How can ethnic boundaries survive in contexts of legal racial equality and institutionalized ethnic mixing? Constructivist theories of ethnicity have long empha- sized the fluidity, rather than the durability, of ethnic boundaries. But the fact that ethnic boundaries often endure--and even thrive--in putatively non-ethnic political contexts suggests the need for sustained attention to the problem of boundary persistence. Based on an ethnographic study of ethnic boundaries in the Turkish case, this article argues that the regulation of the domain of sexuality and marriage can play a critical role in reproducing boundaries when political institutions neither acknowledge nor aid in the survival of ethnic diversity. Ultimately, the data provide substantial evidence that the transmission and internalization of informal rules of inter-ethnic sexual conduct are central to boundary maintenance.

 
Under Review
Mobilizing under stress: Islamist collective action in Turkey.
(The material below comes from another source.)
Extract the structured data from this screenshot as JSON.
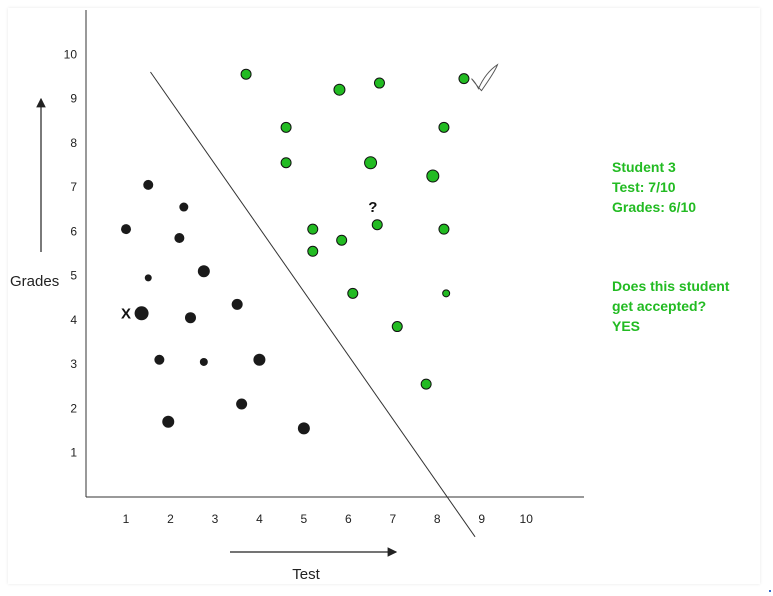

Revise and Resubmit at Mobilization: An International Journal
A central problem in social movement research is to explain how movements maintain collective action in inhospitable contexts. Studies on the action-reaction nexus privilege the effect of repression on rates of public protests – or visible manifestations of dissent – sidelining how activists develop long-term organizational responses. This article uses the experience of Islamists in the post-1997 military coup period in Turkey to investigate how social movements survive and expand mobilization under hostile conditions. Drawing from eighteen months of fieldwork in formal and informal networks of religious training and socialization, I demonstrate that public displays of dissent such as sit-ins and protests constituted only a small portion of Islamist resistance. In order to sustain mobilization, Islamists combined their desire for immediate success in the political arena with a gradual cultural program of creating sympathizers and activists. This required them to redirect activism by adopting quiet, private, and nonconfrontational forms of mobilization. I conclude by underlining the contributions for studies of repression and dissent in semi-authoritarian contexts.


Other Publications
(2013) From religious schooling to mobilization in a secular state. Perspectives on Europe 43 (1): 145-149

This paper examines the role of religious education sites in reaching and recruiting new members for Islamist movements in Turkey. Following the 1980 military coup, the Turkish state integrated religion into the public education system to buttress its political legitimacy and counteract religious ‘extremism’ galvanized by the Iranian Revolution. However, state efforts at ‘domesticating’ Islam through public education generated contestation from religious actors. On the one hand, it inspired Islamic actors to build their own educational organizations to provide a different message than the one offered by the state. These parallel, and mostly informal, organizations served not only to transmit ‘traditional’ Islamic knowledge, but also to pursue broader social goals. On the other hand, they inadvertently led to the fragmentation and pluralization of centers of religious learning, and the competition between state and non- state actors over the structure and purpose of Islamic education. Eventually, these educational organizations became strategic sites of social mobilization for Islamist movements.

 
Book Review
“Islam’s Marriage with Neoliberalism: State Transformation in Turkey.” (by Yıldız Atasoy) New Perspectives on Turkey 46(2): 250-53.